Brokmeyer stuck his hands in his pockets. “Wery nice.”

“Mais il était fou!” Francine said. She stepped back, tilting her head.

“What did she say?”

“Quixote was crazy. He thought the windmill was a dragon.”

Taking Francine by the shoulders, Brokmeyer backed her onto a black tile square, trying to make a joke about a chess game. “You are the queen,” he said. “Taylor is a pawn.”

As he moved to fix Taylor to a different square, Francine strayed from her mark. She didn’t understand. “Les Picassos,” she said quietly. “Je veux les voir.”

“Not a hassle.” Brokmeyer looked down the long line of sketches. “I am going for a drink of water. Does Francine want a drink of water?”

Taylor put his hands on his hips. “De l’eau?”

“Non.”

“She says no.”

Brokmeyer hesitated, then went off by himself.

* * *

In the morning Brokmeyer took Francine with him to fill the cigarette machines. Taylor carried his laundry to the washer in the basement and, while his clothes churned in

the suds, set up a card table in the garden for a late picnic lunch.

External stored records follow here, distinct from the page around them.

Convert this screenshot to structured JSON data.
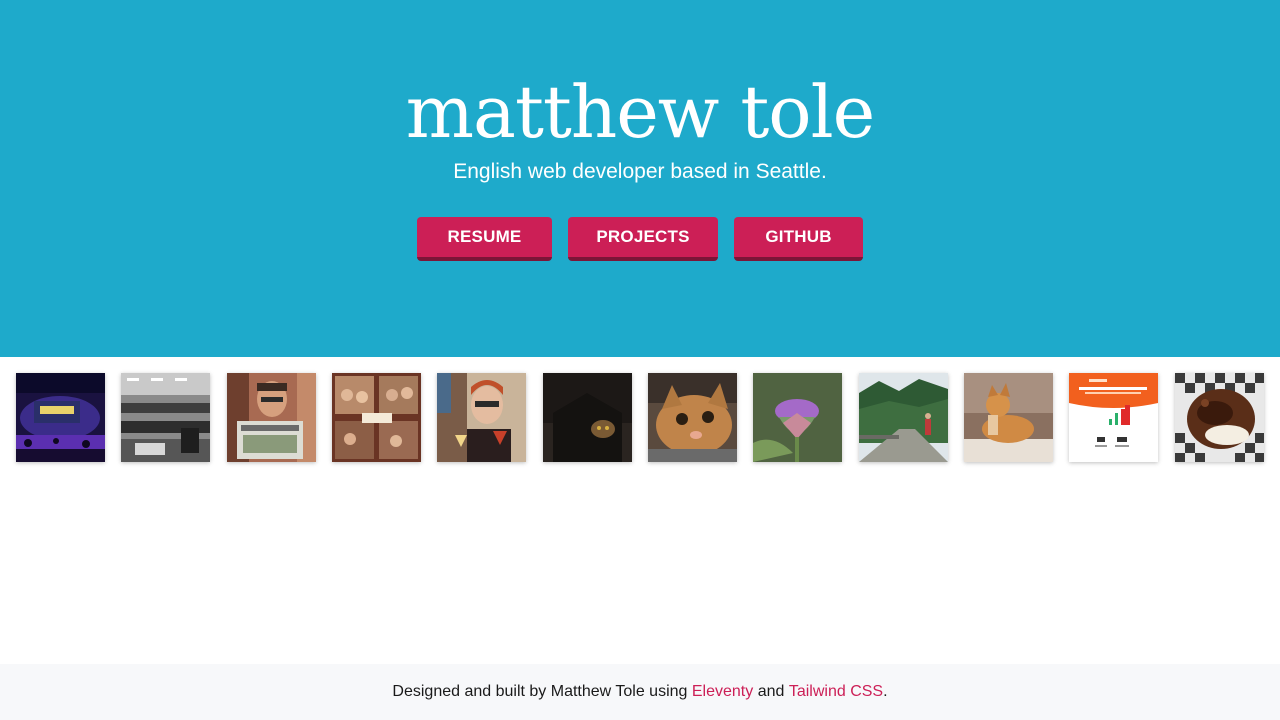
{
  "hero": {
    "title": "matthew tole",
    "subtitle": "English web developer based in Seattle.",
    "buttons": [
      {
        "label": "RESUME"
      },
      {
        "label": "PROJECTS"
      },
      {
        "label": "GITHUB"
      }
    ],
    "background_color": "#1eaacb",
    "button_color": "#cc1f56"
  },
  "gallery": {
    "items": [
      {
        "subject": "concert-stage-photo"
      },
      {
        "subject": "black-and-white-office-photo"
      },
      {
        "subject": "man-holding-book-photo"
      },
      {
        "subject": "photo-booth-strip"
      },
      {
        "subject": "woman-with-drink-photo"
      },
      {
        "subject": "cat-in-dark-photo"
      },
      {
        "subject": "cat-closeup-photo"
      },
      {
        "subject": "artichoke-flower-photo"
      },
      {
        "subject": "forest-trestle-photo"
      },
      {
        "subject": "cat-sitting-photo"
      },
      {
        "subject": "infographic-screenshot"
      },
      {
        "subject": "dessert-photo"
      }
    ]
  },
  "footer": {
    "text_before": "Designed and built by Matthew Tole using ",
    "link1": "Eleventy",
    "text_middle": " and ",
    "link2": "Tailwind CSS",
    "text_after": ".",
    "link_color": "#cc1f56",
    "background_color": "#f7f8fa"
  }
}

In the kitchen he found a pot of boiled potatoes and some bratwurst that Brokmeyer had defrosted overnight. He put them on a tray, added bread, apples, and a ball of cheese, and took it down to the back yard.

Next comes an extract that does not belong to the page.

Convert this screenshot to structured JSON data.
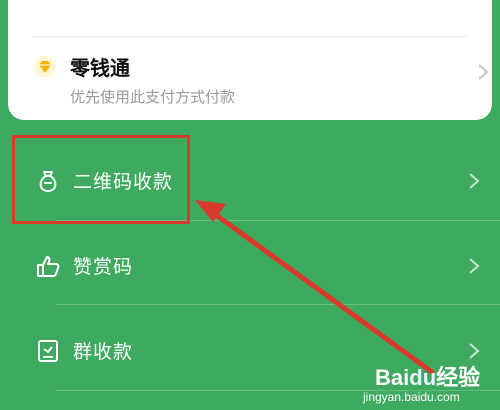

When Francine and Brokmeyer returned, he saw that Francine had been crying. Brokmeyer sent her upstairs for the chess set. “We must play again,” he told Taylor, “to decide the champion of Bielefeld.”

“What’s wrong with Francine?”

“Her mother.” Brokmeyer pulled two bottles of wine and a bottle of scotch from a brown paper bag and set them on the table.

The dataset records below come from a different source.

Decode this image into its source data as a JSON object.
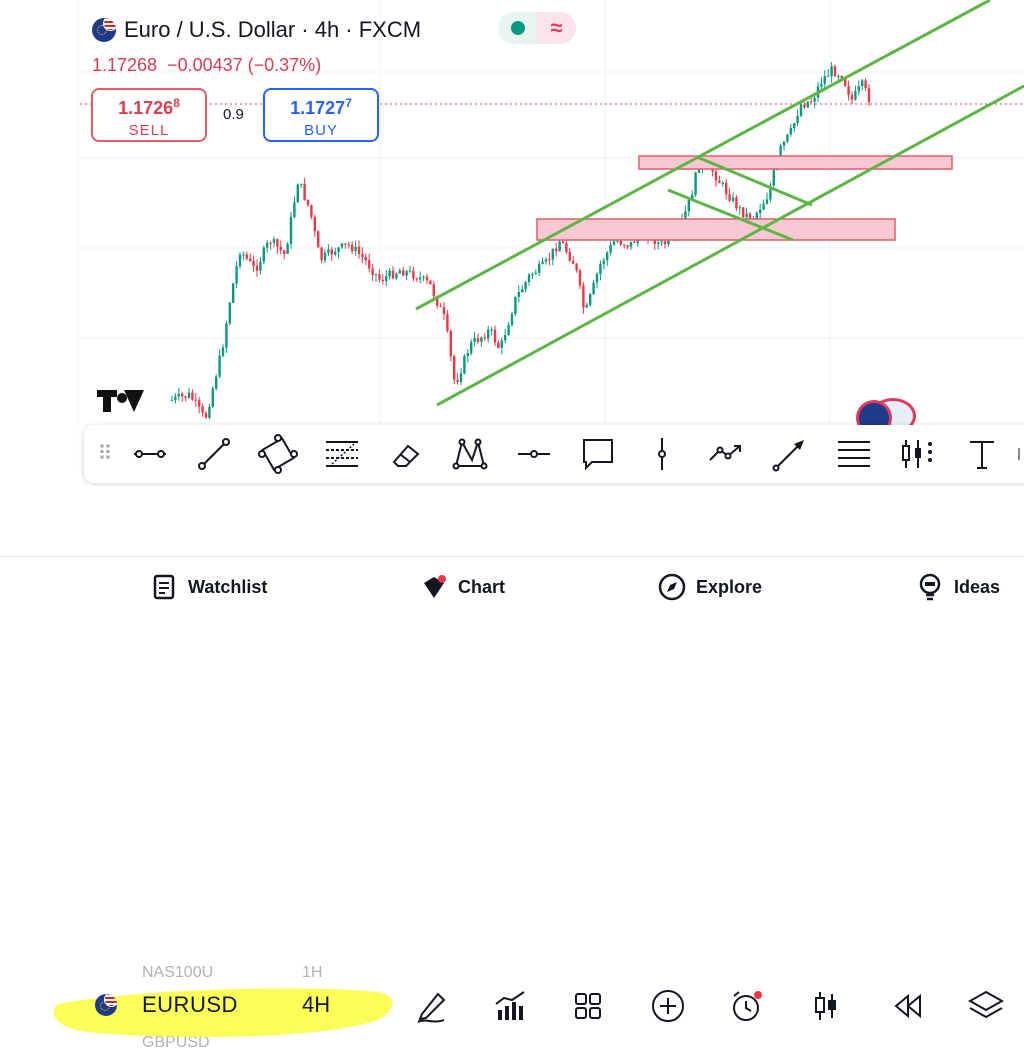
{
  "header": {
    "title": "Euro / U.S. Dollar · 4h · FXCM",
    "price": "1.17268",
    "change": "−0.00437",
    "change_pct": "(−0.37%)"
  },
  "trade": {
    "sell_price_main": "1.1726",
    "sell_price_pip": "8",
    "sell_label": "SELL",
    "spread": "0.9",
    "buy_price_main": "1.1727",
    "buy_price_pip": "7",
    "buy_label": "BUY"
  },
  "colors": {
    "up": "#089981",
    "down": "#f23645",
    "trendline": "#5cb646",
    "zone_fill": "#f8c8d2",
    "zone_border": "#e35d6a",
    "highlight": "#fbff3a",
    "buy": "#2962ff",
    "sell": "#e03c50"
  },
  "drawing_tools": [
    "grip-icon",
    "horizontal-line-icon",
    "trend-line-icon",
    "rotated-rectangle-icon",
    "fib-retracement-icon",
    "eraser-icon",
    "xabcd-pattern-icon",
    "horizontal-ray-icon",
    "callout-icon",
    "vertical-line-icon",
    "path-icon",
    "arrow-icon",
    "parallel-lines-icon",
    "long-position-icon",
    "text-icon",
    "more-icon"
  ],
  "symbol_bar": {
    "symbol": "EURUSD",
    "timeframe": "4H",
    "ghost_above": "NAS100U",
    "ghost_above_tf": "1H",
    "ghost_below": "GBPUSD",
    "buttons": [
      "pen-icon",
      "indicators-icon",
      "grid-icon",
      "add-icon",
      "alarm-icon",
      "candlestick-icon",
      "replay-icon",
      "layers-icon"
    ]
  },
  "nav": [
    {
      "label": "Watchlist",
      "icon": "watchlist-icon"
    },
    {
      "label": "Chart",
      "icon": "chart-icon"
    },
    {
      "label": "Explore",
      "icon": "compass-icon"
    },
    {
      "label": "Ideas",
      "icon": "ideas-icon"
    }
  ]
}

“I thought she forgot about that?”

“Not a hassle. Wery good job with our lunch.” Opening his lawn chair beside the table, Brokmeyer sat down and helped himself to a piece of bread.

“Be back in a minute,” Taylor said.

“Where do you go?”

“To throw my clothes in the dryer.” Taylor hurried from the garden.

As he entered the building, Francine passed him with the checkerboard and the little velvet-lined box of chessmen. Avoiding his eyes, she scuttled out back.

He went to the basement and fiddled with his laundry. When he returned, Francine jumped from his chair to sit in the grass beside Brokmeyer, so quickly there was no time to refuse the seat. “Très bien, le repas,” she said.

Merci. Glad you like it.” He added the English before Brokmeyer could ask for a translation.

Sinking into the lawn chair, he chugged a glass of wine. He hadn’t eaten since

after the museum—he’d been waiting for the others to return from the cigarette machines—and as he sliced himself some bread and bratwurst, the wine pushed into his head.

Lunch was hurried. Francine ate very little. Rolling up her jeans, she unbuttoned her blouse and tied it in a knot beneath her breasts. Shading her eyes with one arm, she stretched out in the grass to take the sun.

Brokmeyer set up the chessboard, arranging the pieces mechanically. He poured himself some scotch, tore off another piece of bread, and without consulting as to black or white and the privilege of the first move, pushed out a pawn from his side of the board.